Sarah Vaughan | Anatomy A Scandal | Crime and Punishment
Anatomy Of A Scandal by Sarah Vaughan, Simon & Schuster HB, £12.99
Reviewed by Karen Byrom
From the dreaming spires of Oxford to Westminster’s corridors of power – Anatomy Of A Scandal is the tense, gripping story of one woman’s search for justice against a man who believes he’s entitled to it all.
The story opens with barrister Kate being asked to prosecute a case. James is accuses of one of the most terrible of crimes – rape. A government minister, it is alleged he assaulted his former mistress in a lift in the Houses of Parliament.
If he is found guilty he will lose everything.
Ready to take revenge …
His wife Sophie is standing by her man, convinced of his innocence. After all she has known him from university days.
But someone else remembers him from that time. Someone who admired him and his coterie of privileged friends from afar. Someone who longed for his kiss … but never consented to his rough, unfeeling, contemptuous assault on her body.
At the time it destroyed her. But now at last she is in a position of power and ready to take revenge.
As the story weaves between past and present, taking us from Oxford to the courtroom and back again, more and more of James’s wild, wilful youth is revealed to the reader. He and his friends wrought more than havoc in their student days – they destroyed lives with no thought of the consequences.

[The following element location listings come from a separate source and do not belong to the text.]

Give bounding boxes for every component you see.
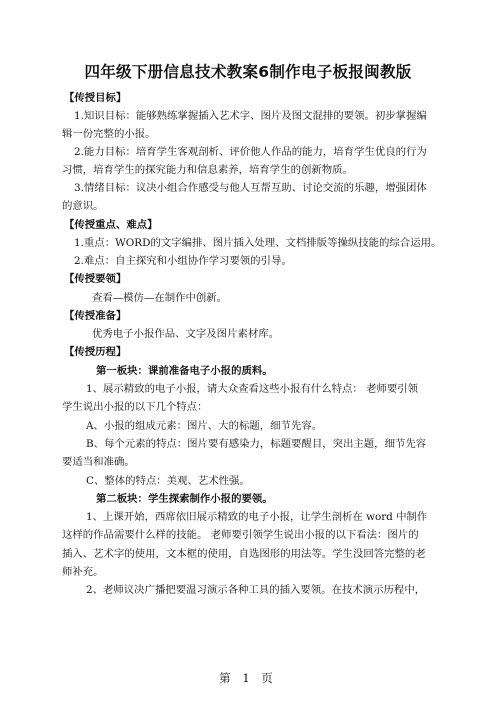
- text-line: 优秀电子小报作品、文字及图片素材库。: [92, 328, 280, 340]
- text-line: 1.重点：WORD的文字编排、图片插入处理、文档排版等操纵技能的综合运用。: [74, 237, 442, 249]
- page-number: 第 1 页: [219, 671, 277, 685]
- document-title: 四年级下册信息技术教案6制作电子板报闽教版: [84, 63, 412, 81]
- text-line: 习惯，培育学生的探究能力和信息素养，培育学生的创新物质。: [62, 164, 353, 176]
- text-line: 学生说出小报的以下几个特点：: [62, 401, 208, 413]
- section-two-title: 第二板块：学生探索制作小报的要领。: [96, 493, 273, 505]
- heading-method: 【传授要领】: [64, 273, 127, 285]
- text-line: 插入、艺术字的使用，文本框的使用，自选图形的用法等。学生没回答完整的老: [62, 548, 426, 560]
- text-line: 1.知识目标：能够熟练掌握插入艺术字、图片及图文混排的要领。初步掌握编: [74, 110, 427, 122]
- text-line: A、小报的组成元素：图片、大的标题，细节先容。: [86, 420, 323, 432]
- heading-preparation: 【传授准备】: [64, 310, 127, 322]
- text-line: C、整体的特点：美观、艺术性强。: [86, 475, 250, 487]
- text-line: 这样的作品需要什么样的技能。 老师要引领学生说出小报的以下看法：图片的: [62, 529, 419, 541]
- text-line: 要适当和准确。: [62, 456, 135, 468]
- heading-goals: 【传授目标】: [64, 92, 127, 104]
- text-line: 辑一份完整的小报。: [62, 128, 156, 140]
- text-line: 师补充。: [62, 566, 104, 578]
- text-line: B、每个元素的特点：图片要有感染力，标题要醒目，突出主题，细节先容: [86, 438, 427, 450]
- heading-process: 【传授历程】: [64, 346, 127, 358]
- text-line: 3.情绪目标：议决小组合作感受与他人互帮互助、讨论交流的乐趣，增强团体: [74, 182, 427, 194]
- text-line: 1、展示精致的电子小报，请大众查看这些小报有什么特点： 老师要引领: [86, 383, 419, 395]
- text-line: 2.能力目标：培育学生客观剖析、评价他人作品的能力，培育学生优良的行为: [74, 146, 427, 158]
- text-line: 1、上课开始，西席依旧展示精致的电子小报，让学生剖析在 word 中制作: [86, 511, 428, 523]
- text-line: 2、老师议决广播把要温习演示各种工具的插入要领。在技术演示历程中，: [86, 584, 426, 596]
- text-line: 的意识。: [62, 200, 104, 212]
- section-one-title: 第一板块：课前准备电子小报的质料。: [96, 365, 273, 377]
- text-line: 查看—模仿—在制作中创新。: [92, 292, 228, 304]
- text-line: 2.难点：自主探究和小组协作学习要领的引导。: [74, 255, 292, 267]
- heading-key-points: 【传授重点、难点】: [64, 219, 158, 231]
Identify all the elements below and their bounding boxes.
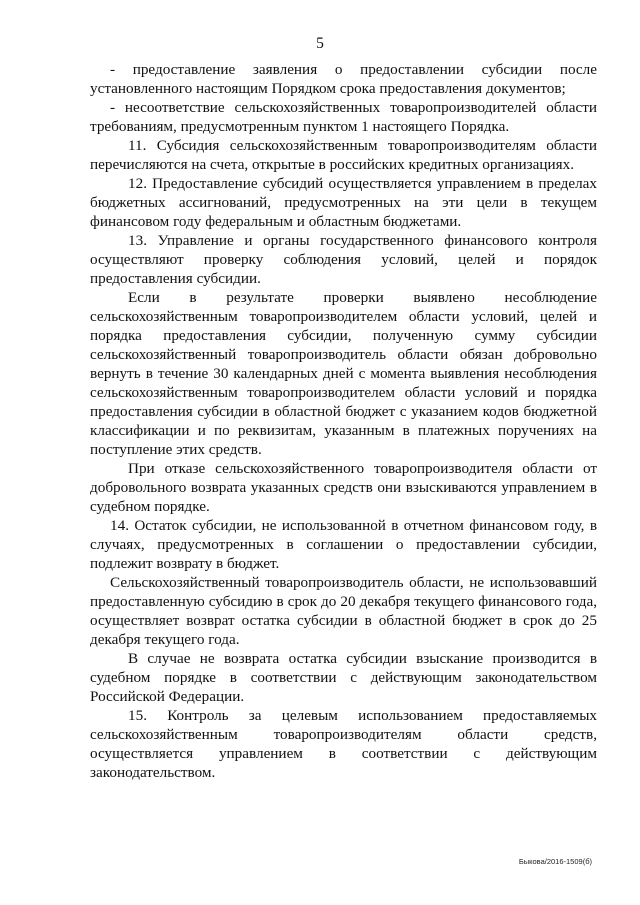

But knowing nothing of this, will the jury believe plausible James’s story that his mistress consented to sex? Or will Kate’s skill in bringing guilty people to justice prevail?
An abuse of power
Tense, emotional, thought-provoking – this novel does more than tell a story. It raises the spectre of just how women can be treated as objects by men who believe the world owes them everything.
It’s a timely tale, given the sex scandals that are surfacing everywhere. Sarah Vaughan approaches the issue of consent, and why women don’t always come forward at the time of an attack, with great sensitivity.
Anatomy Of a Scandal leaves us in no doubt that men who have committed serious historic sex crimes should be called to account, before they abuse their power again … and again.